Im direkten Gespräch bat Kirmse die Nachbarn und seine Kontakte in den umliegenden Gemeinden um Hilfe. Daraus entstand im Laufe der Zeit ein engagiertes Team ums Team. Karin Jürgensen aus Heist setzte sich ins Kassenhäuschen und übernahm auch den florierenden Fußball-Kindergarten. Ex-Ligastürmer Ralf Koskowski ist Kopf bei der Organisation der Termine, kräftig unterstützt von Gunnar Michel, Jens Haartje, Knut Kröger und Björn Böttcher. Holger Wernstedt geht Platzwart Dieter Wahlers als „Kreidemeister“ zur Hand, Jörg Schuldt leitet den Verkauf unter der 2016 neu errichteten Ost-Tribüne. Alexandre Thomßen und Björn Seider sprechen die potenziellen Werbepartner an und sind für die Außendarstellung zuständig. Zur großen Familie zählen auch sämtliche Trainer der vier Nachwuchsteams, Jonas Hübner (Co-Trainer in der Kreisliga), Carsten Hlede und Timo Albrecht, Trainer der Zweiten. Nachwuchscoach Nico Schneider und Thomßens Sohn Julian waren bei der Begrüßung der Buchholzer für das Feuerwerk auf der Deichkrone zuständig.

„Unser Erfolg und das Interesse an uns beruhen auf der Arbeit von vielen Ehrenamtlichen, nicht eines einzelnen“, betont Michael Kirmse. Der Club macht Schlagzeilen, erstmals seit 1995, als Kapitän Uwe Marquardt – inzwischen 53 und bei guter Gesundheit – mit einem Herzschrittmacher Regie führte. Seine Geschichte war dem NDR seinerzeit eine große Fernsehreportage wert.

Im Vorjahr wurde Hetlingen Vizemeister in der Kreisliga 7

Vizemeisterschaft 2017, erstmaliger Gewinn des Raiba-Cups und des Vorturniers beim Bert-Meyer-Cup des VfL Pinneberg, der Vorstoß in die fünfte Runde des Oddset-Pokals, das sind die erfreulichen Resultate bislang unter Federführung von Marc Zippel. Der Halstenbeker geht mit dem Drei-Jahres-Plan, den ihm Kirmse mit auf den Weg gab, konform. „Spätestens 2020 wollen wir in der Bezirksliga spielen.“ Der aktuelle Kader gibt zumindest wieder einen Spitzenplatz in der Kreisliga her. Um gute Trainingsbedingungen zu schaffen, ist für den Herbst zudem der Bau eines Kunstrasen-Kleinfeldes geplant.

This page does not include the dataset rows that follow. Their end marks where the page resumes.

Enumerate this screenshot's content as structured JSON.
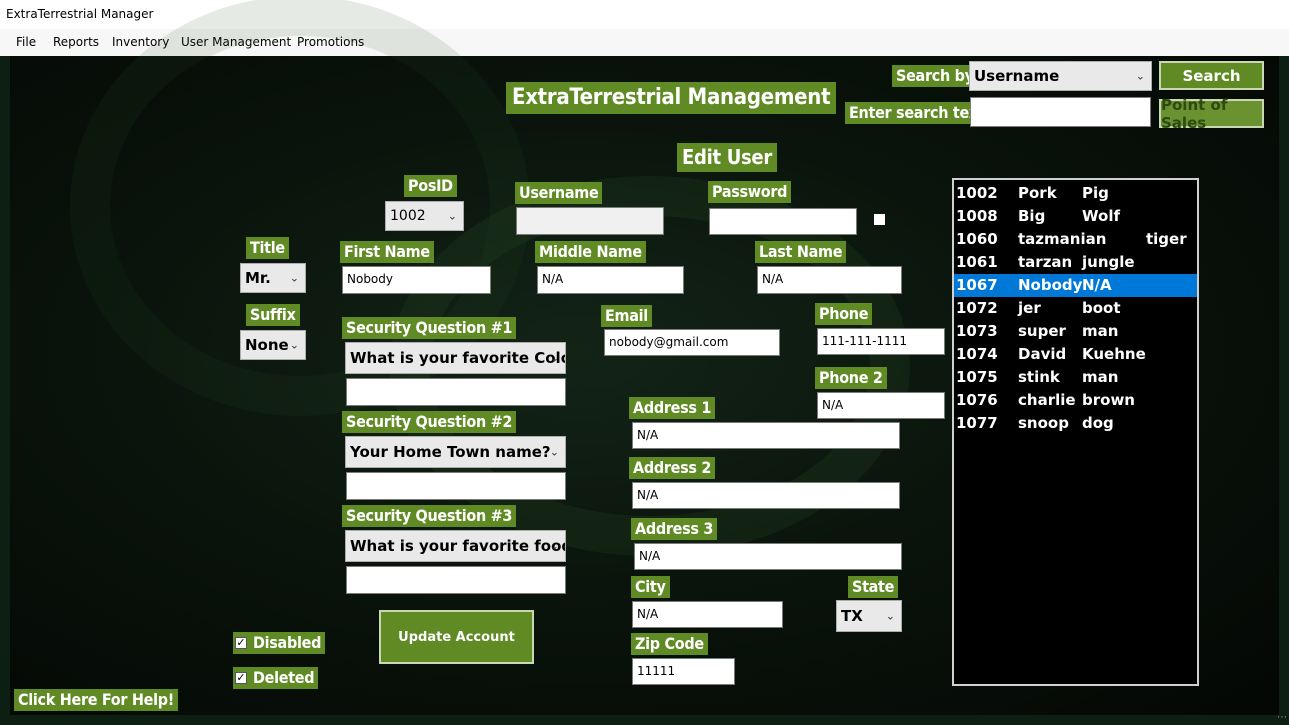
{
  "window": {
    "title": "ExtraTerrestrial Manager"
  },
  "menu": {
    "items": [
      "File",
      "Reports",
      "Inventory",
      "User Management",
      "Promotions"
    ]
  },
  "header": {
    "title": "ExtraTerrestrial Management",
    "subtitle": "Edit User"
  },
  "search": {
    "by_label": "Search by:",
    "by_value": "Username",
    "text_label": "Enter search text:",
    "text_value": "",
    "search_button": "Search",
    "pos_button": "Point of Sales"
  },
  "form": {
    "posid_label": "PosID",
    "posid_value": "1002",
    "username_label": "Username",
    "username_value": "",
    "password_label": "Password",
    "password_value": "",
    "title_label": "Title",
    "title_value": "Mr.",
    "suffix_label": "Suffix",
    "suffix_value": "None",
    "first_name_label": "First Name",
    "first_name_value": "Nobody",
    "middle_name_label": "Middle Name",
    "middle_name_value": "N/A",
    "last_name_label": "Last Name",
    "last_name_value": "N/A",
    "email_label": "Email",
    "email_value": "nobody@gmail.com",
    "phone_label": "Phone",
    "phone_value": "111-111-1111",
    "phone2_label": "Phone 2",
    "phone2_value": "N/A",
    "sq1_label": "Security Question #1",
    "sq1_value": "What is your favorite Color?",
    "sa1_value": "",
    "sq2_label": "Security Question #2",
    "sq2_value": "Your Home Town name?",
    "sa2_value": "",
    "sq3_label": "Security Question #3",
    "sq3_value": "What is your favorite food?",
    "sa3_value": "",
    "address1_label": "Address 1",
    "address1_value": "N/A",
    "address2_label": "Address 2",
    "address2_value": "N/A",
    "address3_label": "Address 3",
    "address3_value": "N/A",
    "city_label": "City",
    "city_value": "N/A",
    "state_label": "State",
    "state_value": "TX",
    "zip_label": "Zip Code",
    "zip_value": "11111",
    "update_button": "Update Account",
    "disabled_label": "Disabled",
    "disabled_checked": true,
    "deleted_label": "Deleted",
    "deleted_checked": true,
    "help_label": "Click Here For Help!"
  },
  "user_list": {
    "rows": [
      {
        "id": "1002",
        "first": "Pork",
        "last": "Pig"
      },
      {
        "id": "1008",
        "first": "Big",
        "last": "Wolf"
      },
      {
        "id": "1060",
        "first": "tazmanian",
        "last": "tiger"
      },
      {
        "id": "1061",
        "first": "tarzan",
        "last": "jungle"
      },
      {
        "id": "1067",
        "first": "Nobody",
        "last": "N/A"
      },
      {
        "id": "1072",
        "first": "jer",
        "last": "boot"
      },
      {
        "id": "1073",
        "first": "super",
        "last": "man"
      },
      {
        "id": "1074",
        "first": "David",
        "last": "Kuehne"
      },
      {
        "id": "1075",
        "first": "stink",
        "last": "man"
      },
      {
        "id": "1076",
        "first": "charlie",
        "last": "brown"
      },
      {
        "id": "1077",
        "first": "snoop",
        "last": "dog"
      }
    ],
    "selected_index": 4
  },
  "colors": {
    "label_green": "#5f8a24",
    "selection_blue": "#0078d7"
  }
}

Zippel holte vor der Saison Könner, mit denen er schon in höheren Klassen zusammenarbeitete (Aleksandar Pavlovic, Ishmael Brown), dazu. Im Januar kam auch noch Stürmer Fatih Simsek (SV Eidelstedt, davor TBS und VfL Pinneberg II). Philipp Drews, Marco Bassen, Kapitän Jesse Plüschau und Fabian Ecke beendeten in der Zwischenzeit ihren jeweiligen Auslandsaufenthalt, Julian Moldenhauer kehrte vom HEBC zurück.

Zippel sieht sein Aufgebot für die knallharten „englischen Wochen“, die aufgrund vieler Spielausfälle bevorstehen, gut gewappnet. In den Wochen der Unbespielbarkeit der Plätze verfügt er nicht nur in der Grundschule Haseldorfer Marsch über Hallenzeiten, sondern auch in der Blankeneser Führungsakademie der Bundeswehr. Keeper Daniel Kleinworth und Nachwuchscoach Nico Schneider sind dort angestellt. Viermal diesen Winter geht’s zudem in die Pinneberger Kampfsportschule Golden Lions. Die Hetlinger sind bereit, endlich die Muskeln spielen zu lassen. Pech: Erneut stehen ihnen wie 16/17 (SC Nienstedten) ambitionierte Ausnahmemannschaften im Weg (Union 03, TuS Osdorf II). Allenfalls kann es die Vizemeisterschaft werden, so scheint es. Die reichte im Vorjahr nach der Abschaffung der Aufstiegsrunden aufgrund des vergleichsweise schlechten Punktequotienten nicht zum Einzug in die Bezirksliga. „Gebt uns die Relegation zurück“, wünscht sich Marc Zippel vom HFV. „Das sind doch die interessantesten Spiele der gesamten Saison.“

Alexandre Thomßen könnte dann wieder die Pappschilder hervorholen, die er bastelte und im Materialraum unter dem Tribünendach einlagerte. „Mit Herz und Leidenschaft zum Sieg“ ist darauf zu lesen, und noch mehr. Zahlreiche Fans traten gegen die Buchholzer an den Spielfeldrand und hielten die Großbuchstaben aus Klebeband in die Höhe. Die Hetlinger Kicker antworteten mit einem Banner. „Danke für die tolle Unterstützung. “ Ein Dorf und eine Fußballmannschaft halten eng zusammen.